News | Wed 24th Feb, 2016

In a unanimous judgment handed down this morning (Knauer v Ministry of Justice [2016] UKSC 9), the Supreme Court has overruled the principle established by the case of Cookson v Knowles [1979] AC 556 and held that multipliers for future losses in a claim under the Fatal Accidents Act 1976 should be calculated at the date of trial rather than the date of death.

In a single judgment written by Lord Neuberger and Lady Hale (with whom Lord Mance, Lord Clarke, Lord Reed, Lord Toulson and Lord Hodge all agreed) the Court had “no hesitation” in invoking the Practice Statement (Judicial Precedent) [1966] 1 WLR 1234 that allows them to depart from precedent in order to achieve justice. In doing so, they fully endorsed the conclusions of the Law Commission in their report on Claims for Wrongful Death (1999) that actuarially calculated multipliers should be used for calculating future losses from the date of trial.

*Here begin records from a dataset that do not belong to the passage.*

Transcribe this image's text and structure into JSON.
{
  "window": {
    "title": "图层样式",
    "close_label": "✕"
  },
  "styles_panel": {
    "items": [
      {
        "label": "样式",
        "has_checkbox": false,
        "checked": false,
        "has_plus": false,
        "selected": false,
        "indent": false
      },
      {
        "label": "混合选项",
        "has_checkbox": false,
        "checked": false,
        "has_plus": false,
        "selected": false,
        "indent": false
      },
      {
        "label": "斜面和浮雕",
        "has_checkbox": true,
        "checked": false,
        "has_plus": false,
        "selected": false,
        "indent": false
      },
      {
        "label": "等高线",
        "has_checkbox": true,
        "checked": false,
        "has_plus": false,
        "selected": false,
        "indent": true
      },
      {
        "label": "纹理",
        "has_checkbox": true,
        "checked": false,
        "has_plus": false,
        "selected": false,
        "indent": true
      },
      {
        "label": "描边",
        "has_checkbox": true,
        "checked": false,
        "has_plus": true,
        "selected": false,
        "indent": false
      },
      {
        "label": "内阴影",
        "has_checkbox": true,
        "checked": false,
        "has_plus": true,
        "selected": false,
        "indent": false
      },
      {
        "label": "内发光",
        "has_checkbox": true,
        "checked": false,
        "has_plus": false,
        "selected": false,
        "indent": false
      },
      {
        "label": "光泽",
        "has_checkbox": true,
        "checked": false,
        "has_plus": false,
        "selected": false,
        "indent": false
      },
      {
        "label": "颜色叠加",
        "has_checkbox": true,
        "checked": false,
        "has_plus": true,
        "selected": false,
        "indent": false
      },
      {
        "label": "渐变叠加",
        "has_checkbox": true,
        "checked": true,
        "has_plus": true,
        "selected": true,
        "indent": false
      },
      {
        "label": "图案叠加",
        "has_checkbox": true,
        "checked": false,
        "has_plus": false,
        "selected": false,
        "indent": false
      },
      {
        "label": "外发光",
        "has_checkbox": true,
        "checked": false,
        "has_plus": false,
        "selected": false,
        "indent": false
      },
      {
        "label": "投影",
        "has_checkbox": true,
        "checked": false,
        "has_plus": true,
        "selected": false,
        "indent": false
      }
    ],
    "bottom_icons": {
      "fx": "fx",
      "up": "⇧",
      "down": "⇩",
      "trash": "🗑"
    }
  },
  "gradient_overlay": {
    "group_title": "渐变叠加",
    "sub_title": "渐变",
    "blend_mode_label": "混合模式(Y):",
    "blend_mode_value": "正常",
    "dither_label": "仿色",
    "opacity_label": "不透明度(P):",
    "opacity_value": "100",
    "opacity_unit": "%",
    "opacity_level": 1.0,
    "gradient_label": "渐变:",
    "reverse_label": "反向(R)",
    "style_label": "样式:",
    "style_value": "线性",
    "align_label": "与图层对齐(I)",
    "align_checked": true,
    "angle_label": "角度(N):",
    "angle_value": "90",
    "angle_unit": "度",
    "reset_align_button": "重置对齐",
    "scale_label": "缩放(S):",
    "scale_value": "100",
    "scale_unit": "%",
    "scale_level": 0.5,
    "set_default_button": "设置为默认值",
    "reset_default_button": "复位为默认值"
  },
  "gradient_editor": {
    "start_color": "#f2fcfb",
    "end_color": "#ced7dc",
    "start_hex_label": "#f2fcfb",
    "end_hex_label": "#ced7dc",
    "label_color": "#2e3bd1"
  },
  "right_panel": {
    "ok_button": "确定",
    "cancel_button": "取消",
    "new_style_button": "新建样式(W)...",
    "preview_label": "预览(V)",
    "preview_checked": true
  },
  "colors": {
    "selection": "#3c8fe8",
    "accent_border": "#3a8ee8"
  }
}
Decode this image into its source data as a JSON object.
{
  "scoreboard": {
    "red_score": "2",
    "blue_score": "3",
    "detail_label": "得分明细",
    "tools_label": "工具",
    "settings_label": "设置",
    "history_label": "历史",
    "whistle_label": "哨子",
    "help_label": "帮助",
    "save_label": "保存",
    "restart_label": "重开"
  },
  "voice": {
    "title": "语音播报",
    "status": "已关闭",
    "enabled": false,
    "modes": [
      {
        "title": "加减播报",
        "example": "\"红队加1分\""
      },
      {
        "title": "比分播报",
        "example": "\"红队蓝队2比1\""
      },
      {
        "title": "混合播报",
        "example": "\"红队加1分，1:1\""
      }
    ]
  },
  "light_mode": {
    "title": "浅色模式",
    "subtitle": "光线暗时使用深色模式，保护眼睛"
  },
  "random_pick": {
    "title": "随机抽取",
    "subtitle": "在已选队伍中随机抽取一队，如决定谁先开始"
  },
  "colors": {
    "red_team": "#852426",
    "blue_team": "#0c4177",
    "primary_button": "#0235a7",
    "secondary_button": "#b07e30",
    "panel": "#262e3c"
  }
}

The Court highlighted that the existing approach, whereby multipliers were chosen at the date of death, meant that a claimant was suffering a discount for early receipt of the money when in fact that money was not received until after trial or settlement. This resulted in an “illogical” and “unfair outcome”. The Court went on to conclude that:

“The fact that there has been a material change in the relevant legal landscape since the earlier decisions, namely the decision in Wells v Wells and the adoption of the Ogden Tables, when taken with the other factors just mentioned, gives rise to an overwhelming case for changing the law.”

The Supreme Court rejected the respondent’s contention that the system of calculating fatal accident claims needed to viewed as a whole, with any disadvantage caused by the adoption of multipliers at death being counter-balanced by aspects of current legislation leading to over-compensation (such as the disregard of financial benefits accruing under section 4 of the Fatal Accidents Act 1976). The Court held that any such over-compensation resulted from “legislative choices” and not judicial decisions and that “it would be wrong to preserve what is now known to be a flawed practice affecting most claimants in order to counteract those choices”.


This is a very welcome and long overdue decision that corrects a well-recognized unfairness in the law and will lead to claimants in fatal accident cases receiving higher damages in line with the overriding principle of full compensation. It should also encourage defendants to engage with and settle cases at an earlier stage, thereby reducing the inevitable distress that is associated with such litigation post death.